Thursday, 16 February 2012

HADEWIJCH reviewed

In Bruno Dumont's film, Hadewijch, a novice in a Catholic convent who has taken her religious name from a 13th century mystic, has fallen in love with Christ, and desperately seeks catharsis for her desires for Him. The Mother Superior decides to expel her as, in her words, her love of God and the Son of God has become obsessive, the world could offer opportunities for her that the walls of the convent could not. Her words became prophetic in unintended ways.

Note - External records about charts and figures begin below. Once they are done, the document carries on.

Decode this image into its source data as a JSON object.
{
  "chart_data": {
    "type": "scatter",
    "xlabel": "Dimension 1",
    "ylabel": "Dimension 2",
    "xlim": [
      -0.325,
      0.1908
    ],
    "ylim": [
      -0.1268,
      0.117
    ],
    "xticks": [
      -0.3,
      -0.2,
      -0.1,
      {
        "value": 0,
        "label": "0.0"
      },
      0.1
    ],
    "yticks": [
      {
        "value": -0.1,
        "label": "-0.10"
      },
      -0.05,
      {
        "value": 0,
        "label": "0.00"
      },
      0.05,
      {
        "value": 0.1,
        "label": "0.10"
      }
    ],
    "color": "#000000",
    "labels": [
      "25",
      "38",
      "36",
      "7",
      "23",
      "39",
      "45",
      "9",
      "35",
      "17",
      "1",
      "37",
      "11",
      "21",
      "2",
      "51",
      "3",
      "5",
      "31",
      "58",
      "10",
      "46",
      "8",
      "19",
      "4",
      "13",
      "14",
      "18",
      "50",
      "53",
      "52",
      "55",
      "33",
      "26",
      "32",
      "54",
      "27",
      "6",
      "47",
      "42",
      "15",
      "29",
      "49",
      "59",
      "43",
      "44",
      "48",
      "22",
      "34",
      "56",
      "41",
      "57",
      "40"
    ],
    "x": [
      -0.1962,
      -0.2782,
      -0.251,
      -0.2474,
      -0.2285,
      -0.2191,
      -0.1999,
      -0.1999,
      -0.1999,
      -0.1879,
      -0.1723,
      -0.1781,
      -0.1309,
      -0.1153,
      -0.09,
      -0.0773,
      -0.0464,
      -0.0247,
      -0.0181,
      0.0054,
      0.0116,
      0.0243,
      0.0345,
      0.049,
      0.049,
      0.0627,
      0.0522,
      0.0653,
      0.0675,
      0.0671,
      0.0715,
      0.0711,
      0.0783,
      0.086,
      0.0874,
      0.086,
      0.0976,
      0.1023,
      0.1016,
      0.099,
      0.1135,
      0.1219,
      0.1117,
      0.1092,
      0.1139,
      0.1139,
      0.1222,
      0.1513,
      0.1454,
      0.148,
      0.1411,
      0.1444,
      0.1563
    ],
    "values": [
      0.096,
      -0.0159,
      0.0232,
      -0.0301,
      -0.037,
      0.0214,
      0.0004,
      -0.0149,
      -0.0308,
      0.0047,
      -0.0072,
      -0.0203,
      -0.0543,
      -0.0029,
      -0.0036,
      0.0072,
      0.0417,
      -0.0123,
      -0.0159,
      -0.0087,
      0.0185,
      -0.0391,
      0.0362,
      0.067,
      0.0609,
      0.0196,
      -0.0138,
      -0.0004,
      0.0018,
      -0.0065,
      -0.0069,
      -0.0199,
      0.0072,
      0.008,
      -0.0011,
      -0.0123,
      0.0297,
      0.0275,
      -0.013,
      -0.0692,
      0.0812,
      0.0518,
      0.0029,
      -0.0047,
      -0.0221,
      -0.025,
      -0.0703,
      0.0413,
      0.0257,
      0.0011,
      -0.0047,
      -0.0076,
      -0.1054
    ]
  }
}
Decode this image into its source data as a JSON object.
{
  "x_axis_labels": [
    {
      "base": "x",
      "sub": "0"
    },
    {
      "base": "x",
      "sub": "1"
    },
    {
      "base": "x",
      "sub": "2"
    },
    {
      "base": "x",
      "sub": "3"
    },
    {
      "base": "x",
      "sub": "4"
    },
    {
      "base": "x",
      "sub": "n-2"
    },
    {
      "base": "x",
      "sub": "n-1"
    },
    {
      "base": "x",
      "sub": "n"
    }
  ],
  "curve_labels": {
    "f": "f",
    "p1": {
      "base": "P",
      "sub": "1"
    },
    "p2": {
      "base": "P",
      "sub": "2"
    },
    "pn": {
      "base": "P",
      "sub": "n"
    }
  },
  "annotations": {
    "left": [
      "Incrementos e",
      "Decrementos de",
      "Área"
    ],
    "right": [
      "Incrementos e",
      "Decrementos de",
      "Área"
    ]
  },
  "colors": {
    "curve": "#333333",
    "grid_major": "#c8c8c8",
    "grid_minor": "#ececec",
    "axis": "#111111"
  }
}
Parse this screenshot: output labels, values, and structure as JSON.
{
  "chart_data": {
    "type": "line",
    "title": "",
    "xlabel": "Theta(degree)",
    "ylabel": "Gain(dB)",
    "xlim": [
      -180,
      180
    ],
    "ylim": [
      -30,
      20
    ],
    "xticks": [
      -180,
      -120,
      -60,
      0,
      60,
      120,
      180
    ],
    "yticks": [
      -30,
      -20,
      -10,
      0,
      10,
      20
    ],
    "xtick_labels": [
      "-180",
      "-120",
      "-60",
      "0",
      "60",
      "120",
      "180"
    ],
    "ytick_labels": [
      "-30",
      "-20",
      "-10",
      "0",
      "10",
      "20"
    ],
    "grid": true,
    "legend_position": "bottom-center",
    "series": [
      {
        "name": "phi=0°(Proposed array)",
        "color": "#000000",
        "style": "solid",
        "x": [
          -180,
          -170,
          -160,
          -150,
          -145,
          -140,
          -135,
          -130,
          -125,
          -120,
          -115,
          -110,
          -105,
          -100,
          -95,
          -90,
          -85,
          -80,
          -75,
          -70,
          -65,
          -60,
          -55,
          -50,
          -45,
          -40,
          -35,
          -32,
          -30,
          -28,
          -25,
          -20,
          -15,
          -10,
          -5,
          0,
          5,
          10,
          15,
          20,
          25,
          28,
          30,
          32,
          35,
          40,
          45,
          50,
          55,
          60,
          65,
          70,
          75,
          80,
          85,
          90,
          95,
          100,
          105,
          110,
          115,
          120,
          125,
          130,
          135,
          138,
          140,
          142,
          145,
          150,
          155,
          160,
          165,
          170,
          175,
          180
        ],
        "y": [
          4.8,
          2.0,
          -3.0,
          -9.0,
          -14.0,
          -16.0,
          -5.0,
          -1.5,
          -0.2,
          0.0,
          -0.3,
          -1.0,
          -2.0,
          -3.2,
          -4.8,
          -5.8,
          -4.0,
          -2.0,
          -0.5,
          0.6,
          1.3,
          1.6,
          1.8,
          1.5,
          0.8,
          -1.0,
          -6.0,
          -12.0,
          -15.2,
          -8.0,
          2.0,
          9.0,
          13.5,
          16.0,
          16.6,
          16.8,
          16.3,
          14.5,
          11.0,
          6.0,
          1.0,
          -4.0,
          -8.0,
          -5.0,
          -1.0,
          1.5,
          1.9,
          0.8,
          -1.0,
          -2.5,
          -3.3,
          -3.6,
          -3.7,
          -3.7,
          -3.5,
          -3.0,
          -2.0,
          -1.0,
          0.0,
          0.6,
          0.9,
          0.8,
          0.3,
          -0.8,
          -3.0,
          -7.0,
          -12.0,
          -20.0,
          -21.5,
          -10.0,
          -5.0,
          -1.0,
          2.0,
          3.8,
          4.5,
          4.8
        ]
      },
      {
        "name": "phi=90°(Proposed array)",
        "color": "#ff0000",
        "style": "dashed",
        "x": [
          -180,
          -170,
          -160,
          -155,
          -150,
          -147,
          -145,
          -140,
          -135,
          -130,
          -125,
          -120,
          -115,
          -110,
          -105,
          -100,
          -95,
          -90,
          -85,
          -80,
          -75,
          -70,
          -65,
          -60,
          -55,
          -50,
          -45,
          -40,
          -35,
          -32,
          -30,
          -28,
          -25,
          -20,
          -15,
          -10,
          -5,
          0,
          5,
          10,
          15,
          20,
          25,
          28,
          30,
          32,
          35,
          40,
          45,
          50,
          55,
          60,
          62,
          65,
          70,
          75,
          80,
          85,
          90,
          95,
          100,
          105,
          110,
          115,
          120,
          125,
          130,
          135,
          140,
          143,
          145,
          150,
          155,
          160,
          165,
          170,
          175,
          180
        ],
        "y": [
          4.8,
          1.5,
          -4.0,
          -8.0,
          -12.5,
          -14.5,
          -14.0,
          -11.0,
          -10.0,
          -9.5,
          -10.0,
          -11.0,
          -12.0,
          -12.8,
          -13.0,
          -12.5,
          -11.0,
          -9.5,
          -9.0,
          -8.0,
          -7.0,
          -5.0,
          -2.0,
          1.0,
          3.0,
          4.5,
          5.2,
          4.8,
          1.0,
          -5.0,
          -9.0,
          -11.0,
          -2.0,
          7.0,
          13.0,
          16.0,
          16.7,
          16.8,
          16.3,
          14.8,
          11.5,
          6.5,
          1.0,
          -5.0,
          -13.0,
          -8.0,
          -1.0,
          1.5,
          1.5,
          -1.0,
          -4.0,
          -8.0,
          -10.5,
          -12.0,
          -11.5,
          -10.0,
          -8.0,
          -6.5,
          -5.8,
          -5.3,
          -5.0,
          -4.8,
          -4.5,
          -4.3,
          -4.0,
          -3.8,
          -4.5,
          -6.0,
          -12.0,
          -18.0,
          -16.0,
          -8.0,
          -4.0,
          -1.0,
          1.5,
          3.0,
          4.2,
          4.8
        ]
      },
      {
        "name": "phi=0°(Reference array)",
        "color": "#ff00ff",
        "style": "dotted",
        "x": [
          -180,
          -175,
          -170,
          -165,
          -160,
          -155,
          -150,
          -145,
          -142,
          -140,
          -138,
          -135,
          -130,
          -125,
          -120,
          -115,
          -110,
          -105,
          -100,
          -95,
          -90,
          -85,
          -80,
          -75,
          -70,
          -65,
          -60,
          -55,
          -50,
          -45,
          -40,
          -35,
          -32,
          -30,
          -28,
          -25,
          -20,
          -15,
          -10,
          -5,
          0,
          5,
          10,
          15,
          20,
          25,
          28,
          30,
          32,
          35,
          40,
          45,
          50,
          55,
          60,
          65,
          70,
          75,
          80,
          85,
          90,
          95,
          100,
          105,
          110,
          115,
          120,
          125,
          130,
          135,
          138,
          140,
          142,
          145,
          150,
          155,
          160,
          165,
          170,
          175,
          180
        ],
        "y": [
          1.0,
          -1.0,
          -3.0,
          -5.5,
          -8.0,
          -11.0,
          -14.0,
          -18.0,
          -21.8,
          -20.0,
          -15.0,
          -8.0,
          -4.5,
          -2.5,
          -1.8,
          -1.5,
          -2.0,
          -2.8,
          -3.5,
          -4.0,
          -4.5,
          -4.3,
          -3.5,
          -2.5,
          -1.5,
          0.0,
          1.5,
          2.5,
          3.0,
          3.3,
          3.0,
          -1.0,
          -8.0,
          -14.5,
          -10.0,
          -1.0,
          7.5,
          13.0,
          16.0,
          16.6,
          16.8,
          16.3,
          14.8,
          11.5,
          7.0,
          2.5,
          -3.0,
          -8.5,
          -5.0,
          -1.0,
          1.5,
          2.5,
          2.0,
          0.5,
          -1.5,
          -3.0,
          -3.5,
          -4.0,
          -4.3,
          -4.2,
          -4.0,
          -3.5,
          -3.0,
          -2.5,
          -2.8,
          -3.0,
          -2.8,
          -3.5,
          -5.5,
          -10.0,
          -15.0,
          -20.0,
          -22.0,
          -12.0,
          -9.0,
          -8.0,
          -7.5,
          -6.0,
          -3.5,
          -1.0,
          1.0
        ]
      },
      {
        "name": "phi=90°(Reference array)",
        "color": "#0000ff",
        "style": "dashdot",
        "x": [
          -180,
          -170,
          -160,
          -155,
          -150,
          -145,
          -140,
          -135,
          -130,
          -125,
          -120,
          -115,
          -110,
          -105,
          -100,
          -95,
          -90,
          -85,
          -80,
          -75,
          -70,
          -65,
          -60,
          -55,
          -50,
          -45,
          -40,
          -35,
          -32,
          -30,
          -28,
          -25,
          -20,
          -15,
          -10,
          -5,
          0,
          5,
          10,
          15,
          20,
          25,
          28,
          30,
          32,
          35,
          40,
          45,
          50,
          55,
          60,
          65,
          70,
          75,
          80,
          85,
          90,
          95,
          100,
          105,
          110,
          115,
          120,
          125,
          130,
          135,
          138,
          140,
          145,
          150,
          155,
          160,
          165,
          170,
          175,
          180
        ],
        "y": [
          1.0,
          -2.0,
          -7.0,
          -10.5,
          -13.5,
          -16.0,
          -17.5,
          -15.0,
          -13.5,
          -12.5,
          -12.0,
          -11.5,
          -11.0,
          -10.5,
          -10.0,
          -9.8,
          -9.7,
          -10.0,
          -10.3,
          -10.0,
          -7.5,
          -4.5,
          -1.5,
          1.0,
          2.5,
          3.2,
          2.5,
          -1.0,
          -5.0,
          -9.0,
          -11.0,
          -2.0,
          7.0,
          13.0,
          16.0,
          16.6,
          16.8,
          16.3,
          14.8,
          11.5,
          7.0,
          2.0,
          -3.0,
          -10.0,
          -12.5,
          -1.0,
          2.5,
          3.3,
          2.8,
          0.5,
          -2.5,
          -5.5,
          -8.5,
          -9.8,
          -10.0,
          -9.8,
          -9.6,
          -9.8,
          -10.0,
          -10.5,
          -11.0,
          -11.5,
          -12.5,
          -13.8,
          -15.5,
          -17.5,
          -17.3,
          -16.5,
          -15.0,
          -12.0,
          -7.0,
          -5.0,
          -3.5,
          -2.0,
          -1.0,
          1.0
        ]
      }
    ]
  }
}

I can distinguish in Dumont's film, who has a background in Greek and philosophy, three chapters, although they seamlessly blends into a coherent whole:

  •  The love for Christ
  •  Seeking catharsis
  •  Catharsis

Once she is back in Paris with her parents in their sumptuous baroque apartment, her steps echoing through the vast rooms, Céline's days, she has gone back to her civilian name, drift between waiting for her exams results, caring for her beloved dog, praying and wandering around. The camera zooms to her hands playing with a crucifix as she meets three Arab boys in a café, and she eagerly goes with them to a gig on the Seine. An uneasy relationship develops between her and Yassine, one of the boys, although she rejects his advances as she is a virgin, and wants to stay that way, in spite of her eagerness to befriend strangers, because she wants to give herself to Christ. Yassine, whilst respecting her, finds difficult to understand her feelings. Céline invites the boy for lunch with her parents, an occasion that amplifies their differences as he rebukes her for calling her father, a government minister, a “jerk”.

However, this chance meeting with Yassine leads her to an encounter with Islamic Fundamentalism through his brother, Nassir, a religious studies workshop leader. She seeks his advice, as a religious man, as she believes he can help her in her quest for God, for Christ. He recruits her for his campaign to avenge the humiliation of his people after a visit to Lebanon, where she witnesses the aftermath of an Israeli aerial attack, where she sees the smoking ruins of a house, the body of a little boy killed in the bombardment, and, most of all, she experiences the anger, that anger coming from the guts. In a democracy, there are no innocents, is Nassir's argument, so we all are target for punishment. In her sacrifice, she glimpses her union with Christ.

Céline is a very open and innocent young girl, at no moment she hides or flaunts the comfort and wealth of her family, in a way, she sees them as much as an obstacle to her desire to give herself to Christ as her body is. There is a recurrent theme in the film, the film opens with it, as we watch Céline climbing a steep hill, panting, crying, reaching a shrine on a hill top church, where she prays for her beloved Christ, the symbolic value of this ascent being visually beautifully rendered. However, she has developed in her quest with each appearance of this film, culminating in the last scene where she, at last, finds her catharsis in an unexpected manner.

Julie Sokolowski gives a powerful and nuanced yet low key rendering of the path that Hadewijch has taken to reach her goal, while Yassine Salime as Yassine gives an excellent performance as the Arab boy from the projects (council housing) with no training nor job, while Karl Sarafidis conveys the low burning yet explosive anger of Nassir for the humiliation of his people. David Dewaele plays the small time crook doing odd jobs at the convent, where he meets Hadewijch.

Hadewijch, a meditative cinematic study on the nature of religious faith and passion, carnal passion, and their impact in contemporary society, offers some thoughtful insights on the nature of terrorism, Julie Sokolowski particularly being worth of praise for the depth and development of her character.

Hadewijch will be released by New Wave Films on selected British cinemas on February 17, 2012.